From: ABC
To: Drake
Date: December 14, 2020, 4:59 am UTC
you come in and out of my life when you please and give me false hope but i don't care. i'll always wait for you.
From: ABC
To: Drake
Date: December 12, 2020, 8:56 pm UTC
I'm so sorry Drake. I hurt you, but I didn't know what to do. Should I just have ignored you? I liked you... you gave me what he never could've.
From: ABC
To: Drake
Date: December 5, 2020, 1:31 am UTC
I would never tell you this but I know that you’re the one my heart is always going to run back to— I have no shame in that.
From: ABC
To: Drake
Date: November 12, 2020, 5:56 am UTC
Guess who's back cause I have nothing better to do. Well nothing's changed since the day you left. I'm still in so much pain. I thought it was supposed to get better. Everything reminds me of you. Bacon, Juice wrld, my blanket, even my room. You took a piece of me when you left. I hope you take care of it.
-SRN
I changed how I sign my name
From: ABC
To: Drake
Date: November 10, 2020, 1:18 am UTC
i’m sorry i left you, dude. your feelings mean a lot to me. i’m sorry i overthought so much. i’m sorry i couldn’t help being who i am. i enjoyed facetiming you on sunday, honestly. i enjoy our conversations. and i’m sorry.
From: ABC
To: Drake
Date: September 30, 2020, 3:48 am UTC
i miss you... but u don’t miss me. I feel like it was all a lie and in the end u moved on and I’m left broken. I need to move on for myself and for that right now in this moment I’m letting you go. Goodbye ?
From: ABC
To: Drake
Date: September 29, 2020, 4:37 pm UTC
My first instinct is to tell you I wish we never met, but that's simply not true. If I were to have never responded I would not have learned I deserve more than just being used for when you were lonely. I am worth more than being left on read when I actually needed you. You promised a hook up when someone else will promise forever. I'm not sure what it is about you that keeps me coming back every time you run back into my life but I truly hope you don't come back. Someone else will let me give them everything I wanted to give to you.
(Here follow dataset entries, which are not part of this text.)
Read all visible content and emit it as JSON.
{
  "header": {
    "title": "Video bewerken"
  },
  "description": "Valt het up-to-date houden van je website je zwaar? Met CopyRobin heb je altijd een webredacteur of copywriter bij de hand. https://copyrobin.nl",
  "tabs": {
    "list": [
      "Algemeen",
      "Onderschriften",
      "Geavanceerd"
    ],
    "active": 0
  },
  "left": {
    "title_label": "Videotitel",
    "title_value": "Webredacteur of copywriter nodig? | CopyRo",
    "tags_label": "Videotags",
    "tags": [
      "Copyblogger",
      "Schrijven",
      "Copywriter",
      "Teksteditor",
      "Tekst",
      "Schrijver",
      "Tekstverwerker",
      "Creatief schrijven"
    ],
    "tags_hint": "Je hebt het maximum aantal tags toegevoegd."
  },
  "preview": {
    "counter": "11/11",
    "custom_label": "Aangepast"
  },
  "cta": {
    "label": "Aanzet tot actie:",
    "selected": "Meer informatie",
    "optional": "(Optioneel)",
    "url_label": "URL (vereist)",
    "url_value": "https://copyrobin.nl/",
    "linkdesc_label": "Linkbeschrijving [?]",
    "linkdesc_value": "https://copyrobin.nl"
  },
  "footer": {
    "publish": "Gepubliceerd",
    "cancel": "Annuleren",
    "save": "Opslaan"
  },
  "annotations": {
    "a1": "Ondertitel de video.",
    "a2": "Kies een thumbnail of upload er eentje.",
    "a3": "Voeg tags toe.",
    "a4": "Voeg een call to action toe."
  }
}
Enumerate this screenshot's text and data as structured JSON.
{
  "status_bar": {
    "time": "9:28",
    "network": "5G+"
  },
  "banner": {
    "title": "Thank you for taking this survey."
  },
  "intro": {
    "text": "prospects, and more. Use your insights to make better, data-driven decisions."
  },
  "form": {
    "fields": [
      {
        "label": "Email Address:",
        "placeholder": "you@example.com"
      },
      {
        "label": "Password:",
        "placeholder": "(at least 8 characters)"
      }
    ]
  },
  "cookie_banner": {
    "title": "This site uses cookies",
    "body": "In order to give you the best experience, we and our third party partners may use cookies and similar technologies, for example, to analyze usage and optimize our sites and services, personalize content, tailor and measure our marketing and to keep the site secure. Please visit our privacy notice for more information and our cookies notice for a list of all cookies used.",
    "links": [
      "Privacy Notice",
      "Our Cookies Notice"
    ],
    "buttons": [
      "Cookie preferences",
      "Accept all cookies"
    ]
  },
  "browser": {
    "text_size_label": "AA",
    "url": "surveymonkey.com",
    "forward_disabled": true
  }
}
I would have given you every piece of me not asking for anything in return. I wanted to help you and watch you reach every goal you ever dreamed of. One day you will find a girl you feel is worth giving your attention to and I hope she gives you that and more because you deserve the entire world, you just wouldn't let me give it to you. Something that I will probably never forget is I would have given you the world and that was somehow not good enough for you and that's okay because now I know it was you who didn't deserve to even know my name.
From: ABC
To: Drake
Date: September 16, 2020, 7:47 pm UTC
How could you lie to me and act like nothing was wrong? You broke my trust and manipulated me with your words. You moved on and left me in pieces not caring if they were ever put back together again. How dare you.
From: ABC
To: Drake
Date: September 14, 2020, 1:48 am UTC
I feel so stupid. I feel like I ruined the possibility of a new relationship by not telling you when I had the chance. I just want to be yours again, and not being with you upsets me more than you’ll ever know.